Reducing TV Time Helps Adults Burn More Calories
The average adult watches almost five hours of television per day. A recent study has found that by reducing time in front of the tube, men and women can burn as much as 119 extra calories a day.
Researchers from the University of Vermont in Burlington conducted a trial involving 36 adults who had a body mass index (BMI) between 25 and 50. A BMI between 25 and 30 is considered overweight, and BMI greater than 30 is obese. A lock-out system was used to reduce television time in half. No changes were made to caloric intake over the three-week study period.
One hundred calories may not seem like much, but increasing energy expenditure — or calories burned — by 100 can potentially lead to a 10-pound weight loss over the course of one year. Conversely, a calorie balance that is 100 over daily body needs can increase weight by 10 pounds.

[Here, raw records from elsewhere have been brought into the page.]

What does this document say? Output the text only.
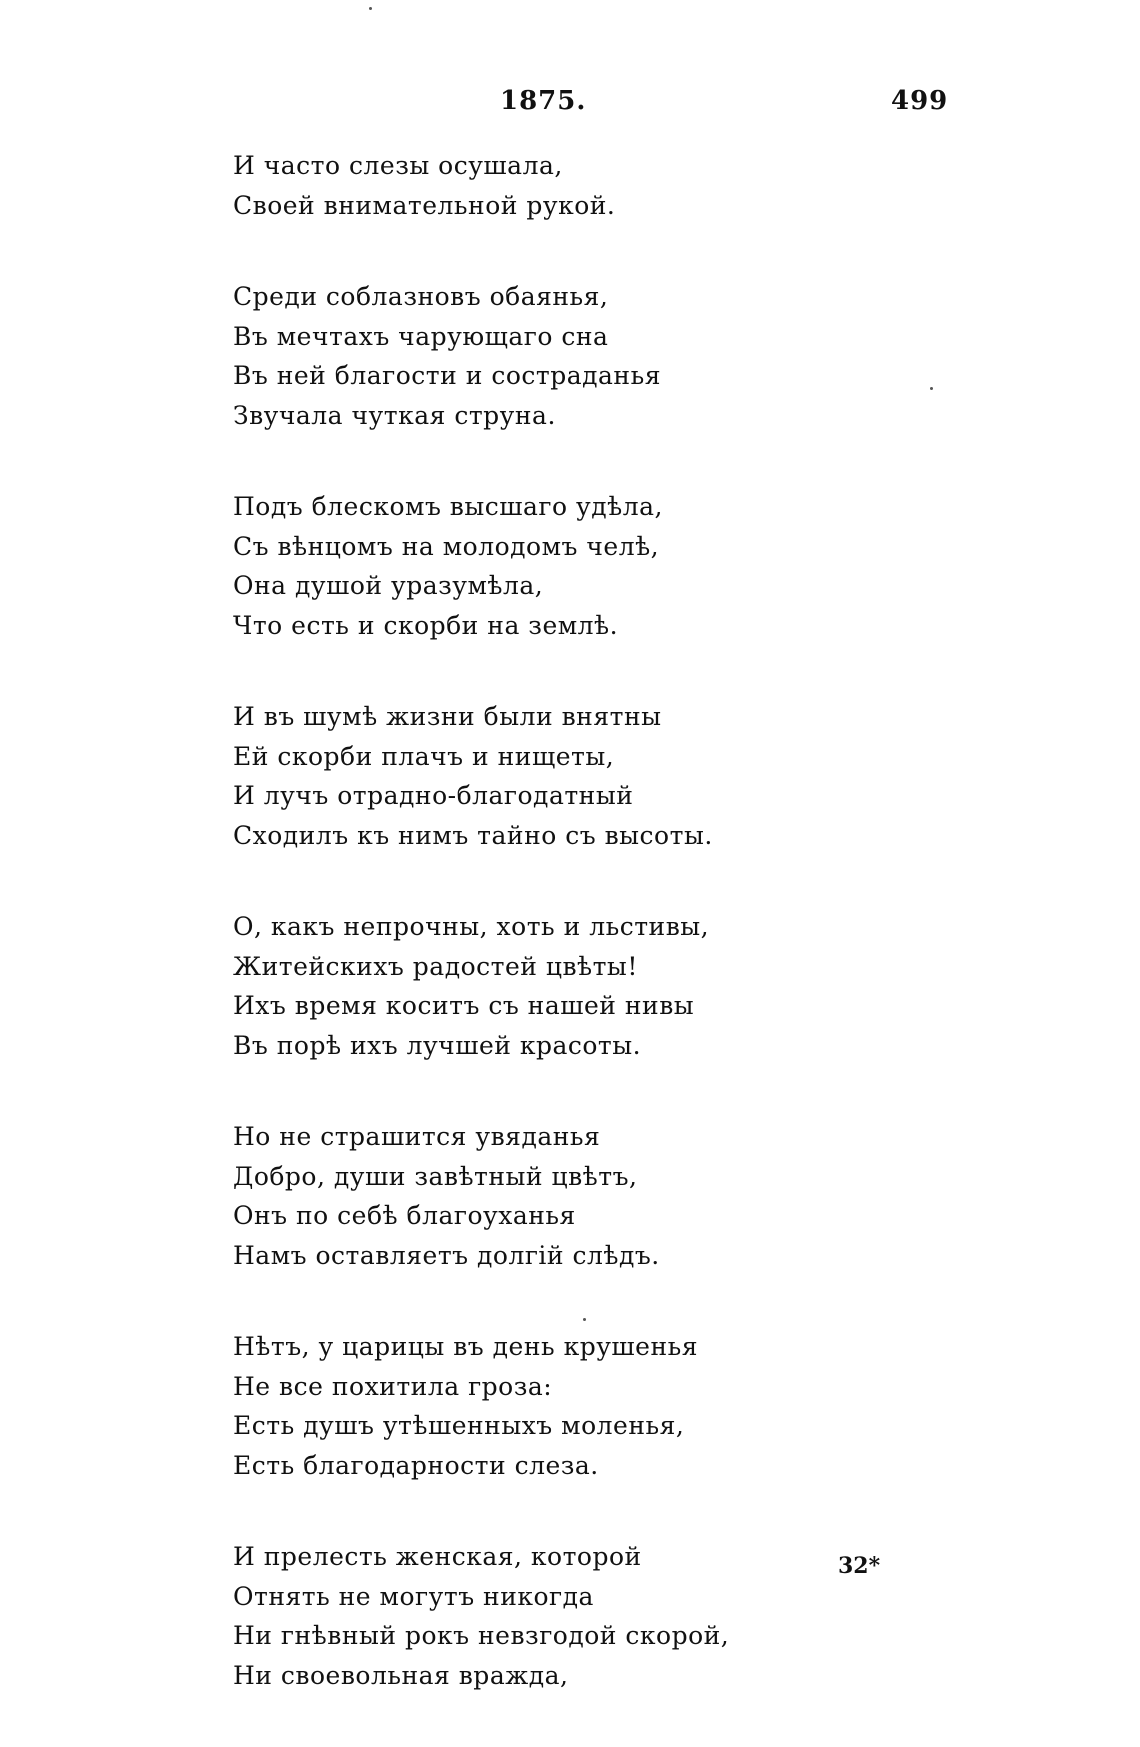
1875.	499
И часто слезы осушала,
Своей внимательной рукой.
Среди соблазновъ обаянья,
Въ мечтахъ чарующаго сна
Въ ней благости и состраданья
Звучала чуткая струна.
Подъ блескомъ высшаго удѣла,
Съ вѣнцомъ на молодомъ челѣ,
Она душой уразумѣла,
Что есть и скорби на землѣ.
И въ шумѣ жизни были внятны
Ей скорби плачъ и нищеты,
И лучъ отрадно-благодатный
Сходилъ къ нимъ тайно съ высоты.
О, какъ непрочны, хоть и льстивы,
Житейскихъ радостей цвѣты!
Ихъ время коситъ съ нашей нивы
Въ порѣ ихъ лучшей красоты.
Но не страшится увяданья
Добро, души завѣтный цвѣтъ,
Онъ по себѣ благоуханья
Намъ оставляетъ долгій слѣдъ.
Нѣтъ, у царицы въ день крушенья
Не все похитила гроза:
Есть душъ утѣшенныхъ моленья,
Есть благодарности слеза.
И прелесть женская, которой
Отнять не могутъ никогда
Ни гнѣвный рокъ невзгодой скорой,
Ни своевольная вражда,
32*
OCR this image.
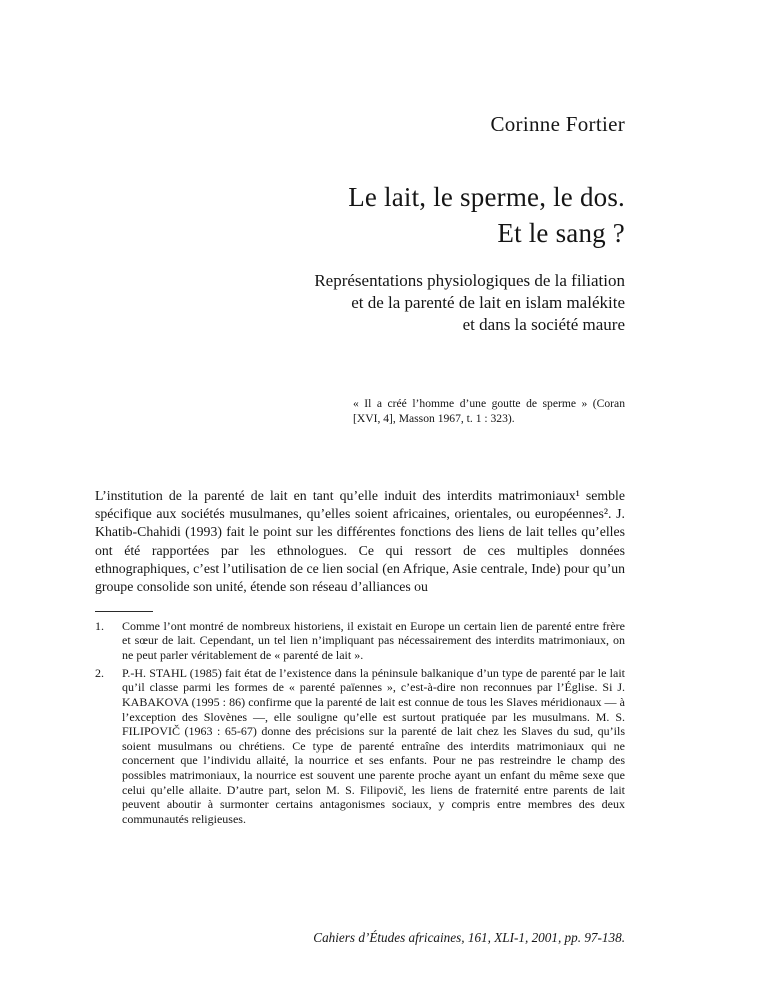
Corinne Fortier
Le lait, le sperme, le dos.
Et le sang ?
Représentations physiologiques de la filiation
et de la parenté de lait en islam malékite
et dans la société maure
« Il a créé l’homme d’une goutte de sperme » (Coran [XVI, 4], Masson 1967, t. 1 : 323).
L’institution de la parenté de lait en tant qu’elle induit des interdits matrimoniaux¹ semble spécifique aux sociétés musulmanes, qu’elles soient africaines, orientales, ou européennes². J. Khatib-Chahidi (1993) fait le point sur les différentes fonctions des liens de lait telles qu’elles ont été rapportées par les ethnologues. Ce qui ressort de ces multiples données ethnographiques, c’est l’utilisation de ce lien social (en Afrique, Asie centrale, Inde) pour qu’un groupe consolide son unité, étende son réseau d’alliances ou
1.	Comme l’ont montré de nombreux historiens, il existait en Europe un certain lien de parenté entre frère et sœur de lait. Cependant, un tel lien n’impliquant pas nécessairement des interdits matrimoniaux, on ne peut parler véritablement de « parenté de lait ».
2.	P.-H. STAHL (1985) fait état de l’existence dans la péninsule balkanique d’un type de parenté par le lait qu’il classe parmi les formes de « parenté païennes », c’est-à-dire non reconnues par l’Église. Si J. KABAKOVA (1995 : 86) confirme que la parenté de lait est connue de tous les Slaves méridionaux — à l’exception des Slovènes —, elle souligne qu’elle est surtout pratiquée par les musulmans. M. S. FILIPOVIČ (1963 : 65-67) donne des précisions sur la parenté de lait chez les Slaves du sud, qu’ils soient musulmans ou chrétiens. Ce type de parenté entraîne des interdits matrimoniaux qui ne concernent que l’individu allaité, la nourrice et ses enfants. Pour ne pas restreindre le champ des possibles matrimoniaux, la nourrice est souvent une parente proche ayant un enfant du même sexe que celui qu’elle allaite. D’autre part, selon M. S. Filipovič, les liens de fraternité entre parents de lait peuvent aboutir à surmonter certains antagonismes sociaux, y compris entre membres des deux communautés religieuses.
Cahiers d’Études africaines, 161, XLI-1, 2001, pp. 97-138.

The Centers for Disease Prevention and Control issued a report in 2007 on Reducing Children’s TV Time to Reduce the Risk of Childhood Overweight. The data from their study of over 1000 parents found that the average American family has three television sets, access to cable or satellite channels (increasing the number of options), at least one VCR, a video game system, and a computer with online access. Through all of these means, a child will spend an average of 4.5 hours a day looking at a screen.
Reducing time spent in sedentary activities not only allows for more time to spend exercising, but can also benefit weight loss efforts by alleviating chronic sleep deprivation, which is potentially linked to weight gain. A study from 2006 found that people who slept less than the recommended eight hours a night were 73% more likely to suffer from obesity. Shorter sleep duration may be linked to a hormonal imbalance, which affects hunger and satiety.
The National Heart, Lung and Blood Institute recommends that adults limit screen time to no more than two hours each day. The American Academy of Pediatrics recommends no more than one to two hours for children under the age of 18, and no television for children under the age of 2.
When time is spent watching television, do something active during the commercial breaks to burn calories, such as push-ups, jumping jacks, weight lifting, or even a speed-cleaning session in one room of the house. While on the computer, take breaks often and use the time doing some type of physical activity.
And finally, enforce eating at the table, and not in front of the television. Research shows that people eat an average of 44% more while viewing.